Most of all I remember the people, behind every alias, either in game, via e-mail or on IRC there is a person. I was fortunate enough to meet a small percentage of these people over the years. The strongest bonds were between the long standing development team members. The same can be said for the long time supporters in the community, the people I entrusted files or hosting to. There were some great people behind the scenes who rarely got a mention. Maybe they hosted files or ran a web site or always put in a word of praise to the community, game or development team. While I will probably never communicate with these individuals again, they were a special part of the community and one of the things I held close though out my tenure.

Often times I was referred to as, “not a developer” because I did not provide any content for the game.

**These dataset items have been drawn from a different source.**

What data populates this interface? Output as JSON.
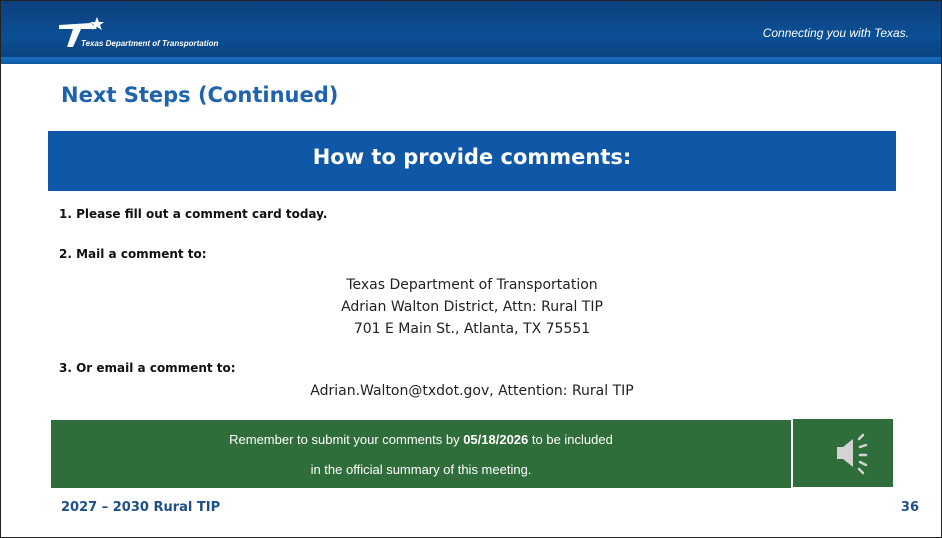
{
  "header": {
    "logo_text": "Texas Department of Transportation",
    "tagline": "Connecting you with Texas."
  },
  "title": "Next Steps (Continued)",
  "banner": "How to provide comments:",
  "steps": [
    {
      "number": "1.",
      "text": "Please fill out a comment card today."
    },
    {
      "number": "2.",
      "text": "Mail a comment to:"
    },
    {
      "number": "3.",
      "text": "Or email a comment to:"
    }
  ],
  "mail_address": [
    "Texas Department of Transportation",
    "Adrian Walton District, Attn: Rural TIP",
    "701 E Main St., Atlanta, TX 75551"
  ],
  "email_line": "Adrian.Walton@txdot.gov, Attention: Rural TIP",
  "reminder": {
    "before": "Remember to submit your comments by ",
    "date": "05/18/2026",
    "after": " to be included",
    "line2": "in the official summary of this meeting."
  },
  "footer": {
    "program": "2027 – 2030  Rural TIP",
    "page_number": "36"
  },
  "colors": {
    "header_blue": "#0b4f95",
    "title_blue": "#1f63ad",
    "banner_blue": "#0f58a8",
    "reminder_green": "#2f6d3a"
  },
  "icons": {
    "logo": "txdot-star-logo-icon",
    "audio": "speaker-icon"
  }
}
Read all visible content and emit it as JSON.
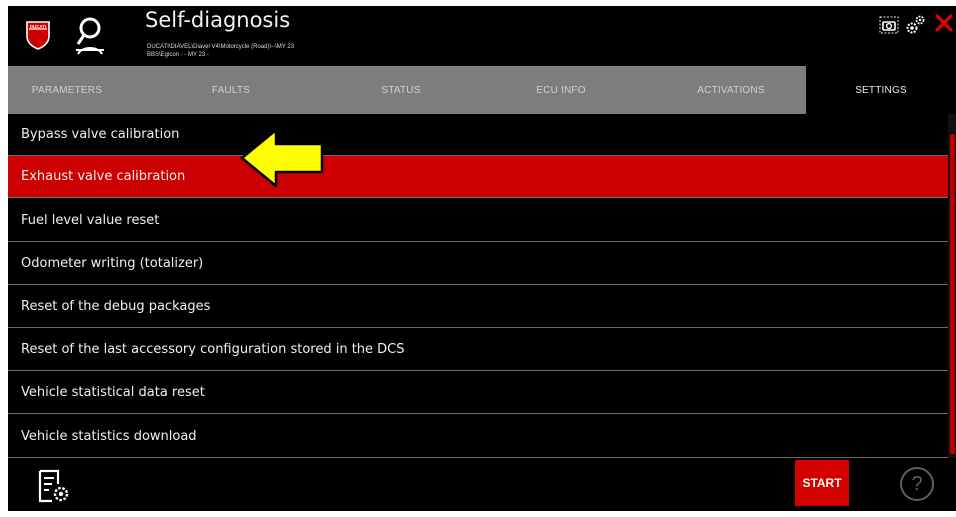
{
  "header": {
    "title": "Self-diagnosis",
    "path_line1": "DUCATI\\DIAVEL\\Diavel V4\\Motorcycle (Road)\\--\\MY 23",
    "path_line2": "BBS\\Egicon - - MY 23 -",
    "logo_text": "DUCATI"
  },
  "tabs": [
    {
      "label": "PARAMETERS"
    },
    {
      "label": "FAULTS"
    },
    {
      "label": "STATUS"
    },
    {
      "label": "ECU INFO"
    },
    {
      "label": "ACTIVATIONS"
    },
    {
      "label": "SETTINGS"
    }
  ],
  "active_tab": "SETTINGS",
  "list": {
    "items": [
      {
        "label": "Bypass valve calibration"
      },
      {
        "label": "Exhaust valve calibration"
      },
      {
        "label": "Fuel level value reset"
      },
      {
        "label": "Odometer writing (totalizer)"
      },
      {
        "label": "Reset of the debug packages"
      },
      {
        "label": "Reset of the last accessory configuration stored in the DCS"
      },
      {
        "label": "Vehicle statistical data reset"
      },
      {
        "label": "Vehicle statistics download"
      }
    ],
    "selected": "Exhaust valve calibration"
  },
  "footer": {
    "start_label": "START",
    "help_label": "?"
  },
  "colors": {
    "accent_red": "#cc0000",
    "tab_gray": "#7d7d7d",
    "arrow_yellow": "#ffff00"
  },
  "icons": [
    "ducati-logo-icon",
    "search-icon",
    "camera-icon",
    "gears-icon",
    "close-icon",
    "arrow-pointer-icon",
    "document-settings-icon",
    "help-icon"
  ]
}
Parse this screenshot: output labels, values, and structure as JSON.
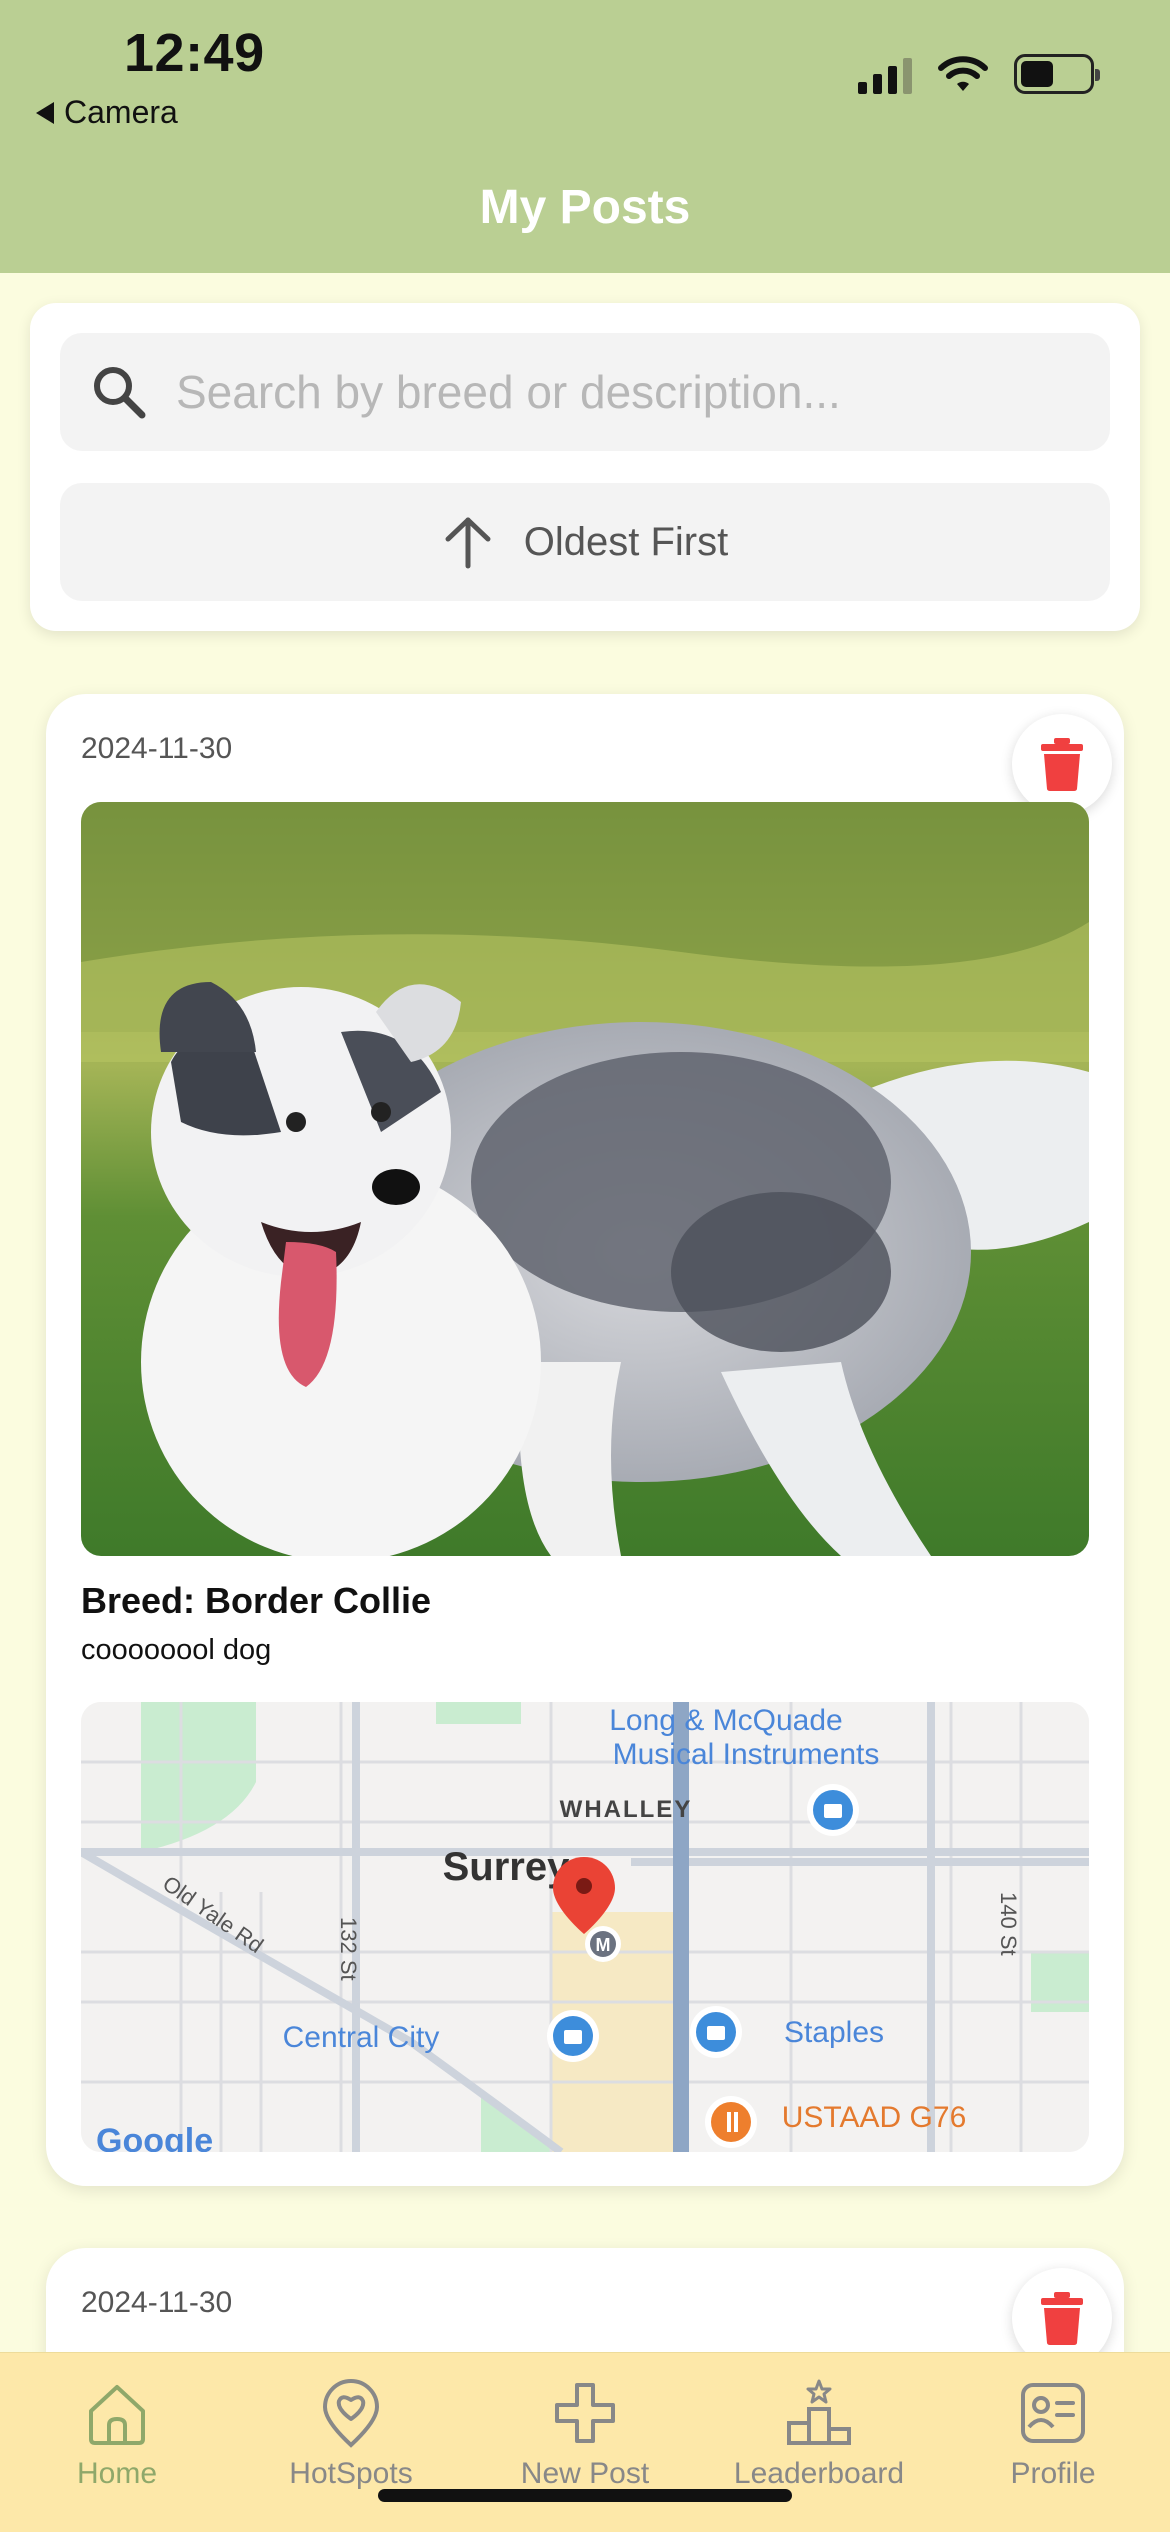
{
  "status_bar": {
    "time": "12:49",
    "back_app": "Camera"
  },
  "header": {
    "title": "My Posts"
  },
  "search": {
    "placeholder": "Search by breed or description...",
    "value": ""
  },
  "sort": {
    "label": "Oldest First"
  },
  "posts": [
    {
      "date": "2024-11-30",
      "breed": "Breed: Border Collie",
      "description": "coooooool dog",
      "map_labels": {
        "poi_1": "Long & McQuade",
        "poi_1b": "Musical Instruments",
        "district": "WHALLEY",
        "city": "Surrey",
        "road_1": "132 St",
        "road_2": "140 St",
        "road_3": "Old Yale Rd",
        "poi_2": "Central City",
        "poi_3": "Staples",
        "poi_4": "USTAAD G76",
        "attribution": "Google"
      }
    },
    {
      "date": "2024-11-30"
    }
  ],
  "tabs": [
    {
      "label": "Home",
      "icon": "home-icon",
      "active": true
    },
    {
      "label": "HotSpots",
      "icon": "heart-pin-icon"
    },
    {
      "label": "New Post",
      "icon": "plus-icon"
    },
    {
      "label": "Leaderboard",
      "icon": "podium-icon"
    },
    {
      "label": "Profile",
      "icon": "profile-card-icon"
    }
  ],
  "colors": {
    "header_bg": "#bacf93",
    "page_bg": "#fbfcdf",
    "tabbar_bg": "#fde8a9",
    "active_tab": "#8fa86a",
    "delete_red": "#f04040"
  }
}
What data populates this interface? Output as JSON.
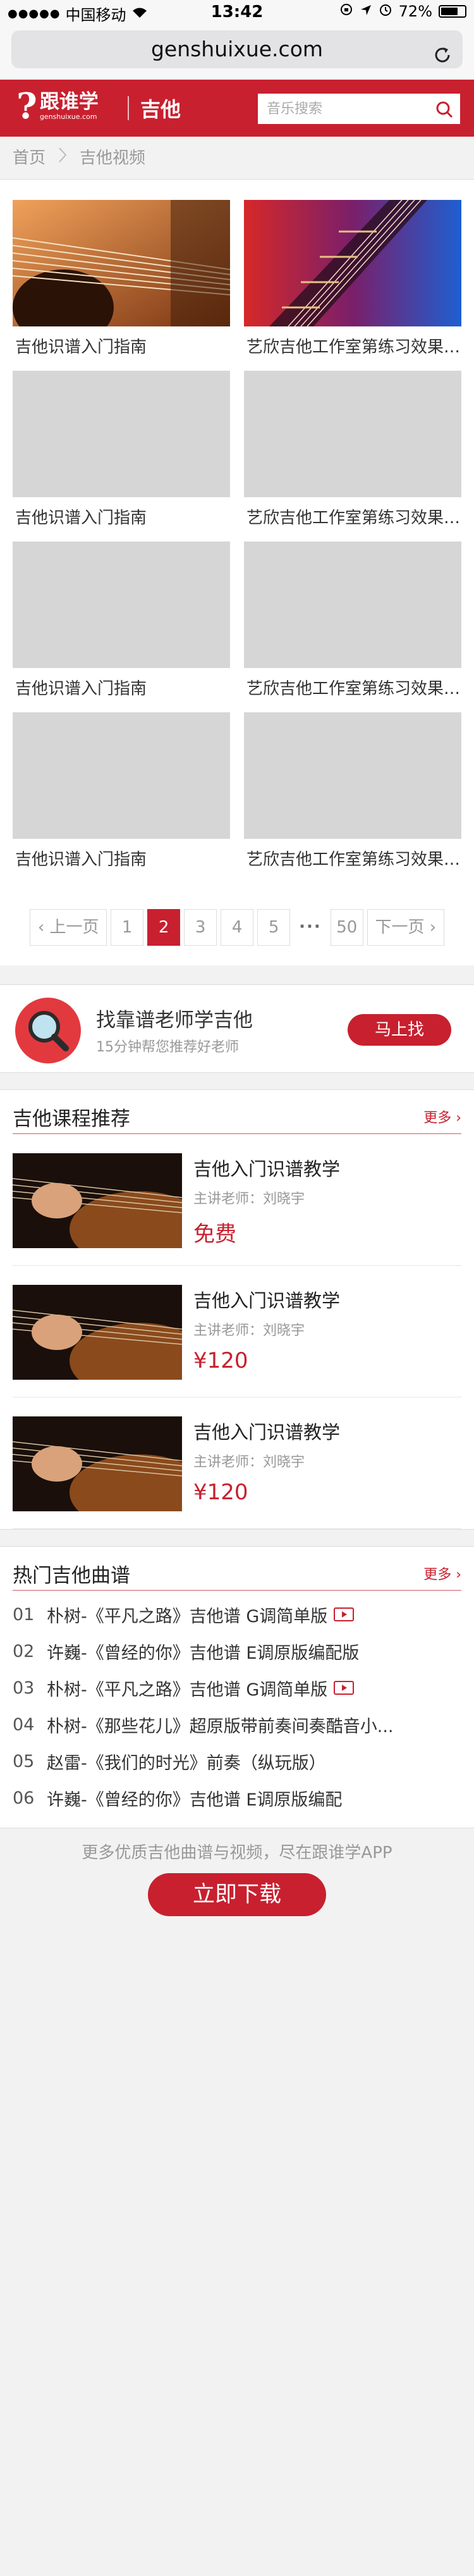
{
  "status_bar": {
    "carrier": "中国移动",
    "time": "13:42",
    "battery": "72%",
    "battery_level": 0.72
  },
  "browser": {
    "url": "genshuixue.com"
  },
  "header": {
    "logo_mark": "?",
    "logo_name": "跟谁学",
    "logo_domain": "genshuixue.com",
    "category": "吉他",
    "search_placeholder": "音乐搜索"
  },
  "breadcrumb": {
    "home": "首页",
    "current": "吉他视频"
  },
  "videos": [
    {
      "title": "吉他识谱入门指南",
      "thumb": "guitar-closeup-warm"
    },
    {
      "title": "艺欣吉他工作室第练习效果展示",
      "thumb": "guitar-neck-blue-red"
    },
    {
      "title": "吉他识谱入门指南",
      "thumb": "placeholder"
    },
    {
      "title": "艺欣吉他工作室第练习效果展示",
      "thumb": "placeholder"
    },
    {
      "title": "吉他识谱入门指南",
      "thumb": "placeholder"
    },
    {
      "title": "艺欣吉他工作室第练习效果展示",
      "thumb": "placeholder"
    },
    {
      "title": "吉他识谱入门指南",
      "thumb": "placeholder"
    },
    {
      "title": "艺欣吉他工作室第练习效果展示",
      "thumb": "placeholder"
    }
  ],
  "pagination": {
    "prev": "上一页",
    "pages": [
      "1",
      "2",
      "3",
      "4",
      "5"
    ],
    "current": "2",
    "ellipsis": "···",
    "last": "50",
    "next": "下一页"
  },
  "find_teacher": {
    "title": "找靠谱老师学吉他",
    "subtitle": "15分钟帮您推荐好老师",
    "button": "马上找"
  },
  "courses": {
    "heading": "吉他课程推荐",
    "more": "更多",
    "items": [
      {
        "title": "吉他入门识谱教学",
        "teacher": "主讲老师：刘晓宇",
        "price": "免费"
      },
      {
        "title": "吉他入门识谱教学",
        "teacher": "主讲老师：刘晓宇",
        "price": "¥120"
      },
      {
        "title": "吉他入门识谱教学",
        "teacher": "主讲老师：刘晓宇",
        "price": "¥120"
      }
    ]
  },
  "hot_songs": {
    "heading": "热门吉他曲谱",
    "more": "更多",
    "items": [
      {
        "num": "01",
        "title": "朴树-《平凡之路》吉他谱 G调简单版",
        "video": true
      },
      {
        "num": "02",
        "title": "许巍-《曾经的你》吉他谱 E调原版编配版",
        "video": false
      },
      {
        "num": "03",
        "title": "朴树-《平凡之路》吉他谱 G调简单版",
        "video": true
      },
      {
        "num": "04",
        "title": "朴树-《那些花儿》超原版带前奏间奏酷音小...",
        "video": false
      },
      {
        "num": "05",
        "title": "赵雷-《我们的时光》前奏（纵玩版）",
        "video": false
      },
      {
        "num": "06",
        "title": "许巍-《曾经的你》吉他谱 E调原版编配",
        "video": false
      }
    ]
  },
  "footer": {
    "text": "更多优质吉他曲谱与视频，尽在跟谁学APP",
    "download": "立即下载"
  },
  "colors": {
    "brand_red": "#c8202f"
  }
}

While that is a true statement, it could not be further from the truth. I was a development team member and played an integral role that was often overlooked. Many individuals involved couldn’t or wouldn’t do what I did over the course of 10 years. While not the most important aspect of the game or community, I brought Urban Terror to life though the use of shoutcasting, when online gaming radio stations were still in their infancy.

My use of the radio medium introduced a new dimension to online gaming that was rarely seen previously. I attempted to stress the importance of the community, wanting feedback and information from supporters in order to strengthen the radio show on a weekly basis. By far, the most important portion of the show, aside from my bad, 80’s music was the development team update. This was sometimes a futile attempt to provide up to the minute information about development.

The second part of this new medium was acting as a commentator during online matches. I spent many hours a week dedicated to my radio shows and broadcasts. It would have been enough to just cover the match, but our community was something special and they deserved more. I had a pre and post game report, as well as commentary and sometimes guest casters on air.

This, to me was my calling for the game and it went a long way in the community. Yet some failed to see the connection. In the end I was burned out, tired. Maybe it was the years of abuse I took never really striking back or going off, unless completely necessary. A few examples spring to mind. When I initially got involved I wanted to see this development through to a defined end. For me, that will never happen as I dropped everything in a blink of an eye and walked away, never to return.

But, as I said early on the friendships you make will last a lifetime. The memories remain, but may fade as years go by. For the most part these were good times, never great, but good enough to keep you going for just a bit longer. Hopefully those involved now have an idea of where the game came from and of those who came before.